Park, S. J., Georgia Institute of Technology
Jones, C. W., Georgia Institute of Technology
A combined cycle of capture and conversion of CO2 performed under isothermal conditions may be an advantageous process intensification approach compared to traditional CO2 capture and sequestration in that the combined cycle can remove energy intensive temperature or pressure swing steps and minimize process units.1 Furthermore, the produced fuel source from conversion of CO2 can be directly used again as an energy source for power generation. A first generation of catalytic sorbents, such as Ru+CaO/Al2O3, for such an application has previously been reported.1,2 In this work, sodium promoted MgO and loaded with ruthenium metal was used for capture and methanation of CO2 in a combined cycle. The MgO support with various NaNO3 and NaNO2 promoter loadings was tested for CO2 capture at 250 °C. MgO_NaNO3 (1:0.1 molar ratio) showed adsorption capacity of 7.6 mmol CO2/g in 12 h. MgO_NaNO3_NaNO2 (1:0.1:0.1 molar ratio) showed adsorption capacity of 8.6 mmol CO2/g in 12 h. To evaluate performance of these materials in a capture and methanation cycle, the methanation capacity, which is equivalent to number of moles of methane produced per mass of catalytic sorbents in a cycle of capture and methanation, was measured for the prepared catalytic sorbents. It was found that a physical mixture of MgO_NaNO3 and Ru supported MgO showed the highest methanation capacity at 250 °C with 1.1 mmol CH4/g. This methanation capacity is comparable to the highest methanation capacity reported up to date, making sodium promoted MgO sorbent promising materials for such applications.

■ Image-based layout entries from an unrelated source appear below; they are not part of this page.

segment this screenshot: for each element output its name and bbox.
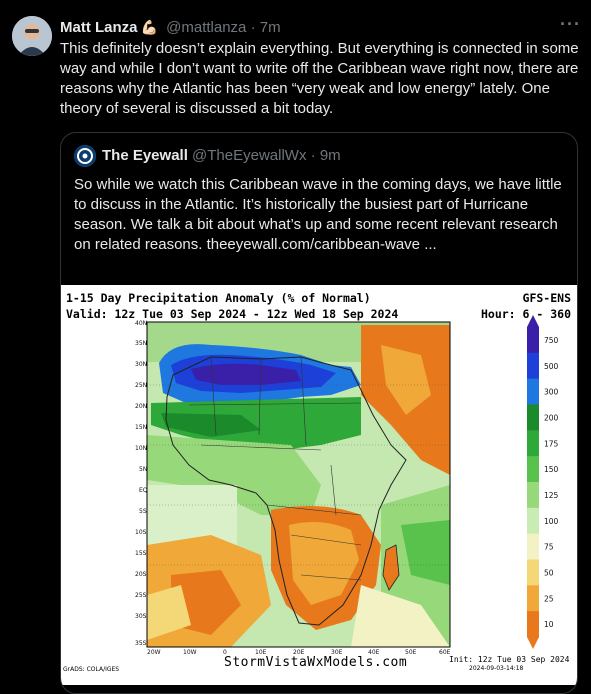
lon-label: 10W: [183, 649, 197, 656]
scale-swatch: [527, 611, 539, 638]
flexed-biceps-emoji-icon: 💪🏻: [140, 19, 158, 35]
precipitation-anomaly-map[interactable]: 1-15 Day Precipitation Anomaly (% of Nor…: [61, 285, 577, 685]
tweet-header: Matt Lanza 💪🏻 @mattlanza · 7m: [60, 17, 579, 37]
scale-label: 750: [544, 336, 559, 345]
lat-label: EQ: [139, 487, 148, 494]
separator-dot: ·: [250, 19, 256, 36]
scale-swatch: [527, 533, 539, 560]
scale-swatch: [527, 507, 539, 535]
lon-label: 60E: [439, 649, 451, 656]
scale-label: 150: [544, 465, 559, 474]
quoted-author-avatar: [74, 145, 96, 167]
more-horizontal-icon[interactable]: ···: [560, 14, 581, 34]
scale-swatch: [527, 559, 539, 586]
author-name[interactable]: Matt Lanza: [60, 19, 138, 36]
lon-label: 50E: [405, 649, 417, 656]
scale-label: 75: [544, 543, 554, 552]
lat-label: 25S: [135, 592, 147, 599]
lon-label: 30E: [331, 649, 343, 656]
quoted-author-handle: @TheEyewallWx: [192, 147, 307, 164]
lat-label: 30S: [135, 613, 147, 620]
lat-label: 30N: [135, 361, 147, 368]
scale-swatch: [527, 430, 539, 457]
lat-label: 25N: [135, 382, 147, 389]
lat-label: 10S: [135, 529, 147, 536]
scale-label: 500: [544, 362, 559, 371]
lat-label: 15S: [135, 550, 147, 557]
scale-label: 175: [544, 439, 559, 448]
lat-label: 10N: [135, 445, 147, 452]
lon-label: 0: [223, 649, 227, 656]
scale-swatch: [527, 404, 539, 431]
scale-label: 10: [544, 620, 554, 629]
color-scale: 750 500 300 200 175 150 125 100 75 50 25 10: [527, 315, 559, 649]
author-avatar[interactable]: [12, 16, 52, 56]
scale-swatch: [527, 352, 539, 380]
map-software-credit: GrADS: COLA/IGES: [63, 666, 120, 673]
lat-label: 20N: [135, 403, 147, 410]
map-init-time: Init: 12z Tue 03 Sep 2024: [449, 655, 570, 664]
longitude-labels: 20W 10W 0 10E 20E 30E 40E 50E 60E: [147, 649, 451, 656]
quoted-tweet-timestamp: 9m: [319, 147, 341, 164]
quoted-tweet-header: The Eyewall @TheEyewallWx · 9m: [74, 145, 341, 167]
lat-label: 20S: [135, 571, 147, 578]
lat-label: 35S: [135, 640, 147, 647]
map-panel: 40N 35N 30N 25N 20N 15N 10N 5N EQ 5S 10S…: [135, 315, 559, 656]
lon-label: 20W: [147, 649, 161, 656]
scale-swatch: [527, 327, 539, 354]
scale-label: 50: [544, 568, 554, 577]
map-model-name: GFS-ENS: [522, 291, 571, 305]
lat-label: 40N: [135, 320, 147, 327]
tweet-text: This definitely doesn’t explain everythi…: [60, 40, 579, 117]
map-timestamp: 2024-09-03-14:18: [469, 665, 524, 672]
scale-swatch: [527, 456, 539, 483]
map-footer-site: StormVistaWxModels.com: [224, 655, 408, 670]
scale-label: 125: [544, 491, 559, 500]
scale-arrow-top: [527, 315, 539, 327]
lat-label: 5S: [139, 508, 147, 515]
lon-label: 20E: [293, 649, 305, 656]
author-handle[interactable]: @mattlanza: [166, 19, 247, 36]
scale-swatch: [527, 378, 539, 405]
scale-arrow-bottom: [527, 637, 539, 649]
scale-swatch: [527, 482, 539, 509]
map-title: 1-15 Day Precipitation Anomaly (% of Nor…: [66, 291, 371, 305]
scale-swatch: [527, 585, 539, 612]
separator-dot: ·: [310, 147, 316, 164]
map-forecast-hours: Hour: 6 - 360: [480, 307, 571, 321]
map-valid-period: Valid: 12z Tue 03 Sep 2024 - 12z Wed 18 …: [66, 307, 399, 321]
scale-label: 25: [544, 594, 554, 603]
quoted-tweet-card[interactable]: The Eyewall @TheEyewallWx · 9m So while …: [60, 132, 578, 694]
lat-label: 15N: [135, 424, 147, 431]
lat-label: 5N: [139, 466, 147, 473]
lon-label: 10E: [255, 649, 267, 656]
scale-label: 300: [544, 388, 559, 397]
tweet-timestamp[interactable]: 7m: [259, 19, 281, 36]
quoted-tweet-text: So while we watch this Caribbean wave in…: [74, 176, 562, 253]
lon-label: 40E: [368, 649, 380, 656]
lat-label: 35N: [135, 340, 147, 347]
scale-label: 100: [544, 517, 559, 526]
quoted-author-name: The Eyewall: [102, 147, 188, 164]
latitude-labels: 40N 35N 30N 25N 20N 15N 10N 5N EQ 5S 10S…: [135, 320, 148, 647]
scale-label: 200: [544, 413, 559, 422]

(1) Duyar, M. S.; Treviño, M. A. A.; Farrauto, R. J. Dual Function Materials for CO2 Capture and Conversion Using Renewable H2. Appl. Catal. B Environ. 2015, 168–169, 370–376.

(2) Duyar, M. S.; Wang, S.; Arellano-Treviño, M. A.; Farrauto, R. J. CO2 Utilization with a Novel Dual Function Material (DFM) for Capture and Catalytic Conversion to Synthetic Natural Gas: An Update. J. CO2 Util. 2016, 15, 65–71.